DAS DISPOSIÇÕES GERAIS
Este Decreto regulamenta a Lei Municipal nº 1.739, de 09 de julho de 2026, disciplinando o procedimento de habilitação, concessão, manutenção, suspensão e cancelamento do Auxílio‑Saúde devido aos servidores públicos ativos e inativos do Município de Caarapó/MS.
Aplicam‑se subsidiariamente a este Decreto as definições e os conceitos estabelecidos nos arts. 1º e 2º da Lei Municipal nº 1.739/2026.
Compete à Secretaria Municipal de Administração, por intermédio do Departamento de Recursos Humanos — DRH, a operacionalização administrativa do Auxílio‑Saúde, observadas as diretrizes deste Decreto, cabendo à Procuradoria‑Geral do Município — PGM a orientação jurídica nos casos que exigirem análise de legalidade.

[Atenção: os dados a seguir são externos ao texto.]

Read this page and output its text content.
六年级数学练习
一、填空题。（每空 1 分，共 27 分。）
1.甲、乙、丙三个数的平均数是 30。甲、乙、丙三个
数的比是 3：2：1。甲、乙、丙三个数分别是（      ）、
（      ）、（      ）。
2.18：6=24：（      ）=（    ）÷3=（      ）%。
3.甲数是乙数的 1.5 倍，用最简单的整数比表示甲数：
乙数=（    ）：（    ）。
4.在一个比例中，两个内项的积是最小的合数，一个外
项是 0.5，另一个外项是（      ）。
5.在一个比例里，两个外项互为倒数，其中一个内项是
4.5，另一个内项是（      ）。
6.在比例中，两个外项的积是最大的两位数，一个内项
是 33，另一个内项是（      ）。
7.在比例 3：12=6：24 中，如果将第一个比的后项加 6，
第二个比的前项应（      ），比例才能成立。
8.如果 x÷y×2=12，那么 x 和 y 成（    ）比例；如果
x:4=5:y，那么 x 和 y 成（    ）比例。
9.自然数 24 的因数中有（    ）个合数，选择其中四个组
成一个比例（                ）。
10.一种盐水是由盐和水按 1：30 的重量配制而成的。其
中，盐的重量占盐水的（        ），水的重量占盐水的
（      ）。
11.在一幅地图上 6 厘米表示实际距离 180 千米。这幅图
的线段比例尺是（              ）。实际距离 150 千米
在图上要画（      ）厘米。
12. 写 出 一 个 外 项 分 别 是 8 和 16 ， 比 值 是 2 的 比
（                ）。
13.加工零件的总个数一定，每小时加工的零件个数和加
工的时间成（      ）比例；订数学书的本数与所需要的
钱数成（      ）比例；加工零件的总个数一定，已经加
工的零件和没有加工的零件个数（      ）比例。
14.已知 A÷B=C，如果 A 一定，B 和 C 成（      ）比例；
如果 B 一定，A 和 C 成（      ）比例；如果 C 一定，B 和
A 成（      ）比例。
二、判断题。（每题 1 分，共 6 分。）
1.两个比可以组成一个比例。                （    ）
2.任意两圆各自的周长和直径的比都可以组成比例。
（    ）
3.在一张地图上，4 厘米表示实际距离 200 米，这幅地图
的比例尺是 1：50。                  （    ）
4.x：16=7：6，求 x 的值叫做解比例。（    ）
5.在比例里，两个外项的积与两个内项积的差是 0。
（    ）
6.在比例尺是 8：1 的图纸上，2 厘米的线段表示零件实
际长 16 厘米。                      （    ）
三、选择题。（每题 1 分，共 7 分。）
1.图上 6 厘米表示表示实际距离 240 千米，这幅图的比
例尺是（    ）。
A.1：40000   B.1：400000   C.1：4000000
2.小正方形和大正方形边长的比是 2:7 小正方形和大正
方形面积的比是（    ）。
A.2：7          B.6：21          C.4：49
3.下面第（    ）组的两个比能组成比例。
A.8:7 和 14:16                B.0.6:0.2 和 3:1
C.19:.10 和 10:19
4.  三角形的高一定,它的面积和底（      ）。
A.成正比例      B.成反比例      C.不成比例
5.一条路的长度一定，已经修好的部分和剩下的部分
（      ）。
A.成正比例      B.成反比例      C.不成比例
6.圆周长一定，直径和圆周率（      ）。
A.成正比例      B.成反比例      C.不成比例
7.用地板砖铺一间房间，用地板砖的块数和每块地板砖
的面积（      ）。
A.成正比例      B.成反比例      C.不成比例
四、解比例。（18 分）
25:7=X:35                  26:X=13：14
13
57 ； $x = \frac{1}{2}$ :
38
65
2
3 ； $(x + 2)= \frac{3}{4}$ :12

DOS BENEFICIÁRIOS E DAS VEDAÇÕES
Fazem jus ao Auxílio‑Saúde os servidores públicos elencados no art. 3º da Lei Municipal nº 1.739/2026, observadas as vedações constantes do art. 4º da mesma Lei.
A vinculação prévia à CASSEMS não impede, por si só, o requerimento do Auxílio‑Saúde, desde que o servidor comprove a rescisão ou o cancelamento do respectivo vínculo antes do início do pagamento do benefício de que trata este Decreto, sendo vedada, em qualquer hipótese, a percepção cumulativa dos dois benefícios.
DO REQUERIMENTO E DA INSTRUÇÃO
O requerimento de Auxílio‑Saúde será formalizado pelo servidor interessado mediante preenchimento do formulário constante do Anexo I deste Decreto, protocolado junto ao DRH, presencialmente ou por meio eletrônico, quando disponibilizado pela Administração.
O requerimento será instruído, sob pena de indeferimento liminar, com os documentos elencados no art. 7º da Lei Municipal nº 1.739/2026, além dos seguintes: —‑ cópia de documento oficial de identificação do servidor; Il — declaração de não acumulação de benefício, na forma do Anexo II deste Decreto, firmada sob as penas da lei.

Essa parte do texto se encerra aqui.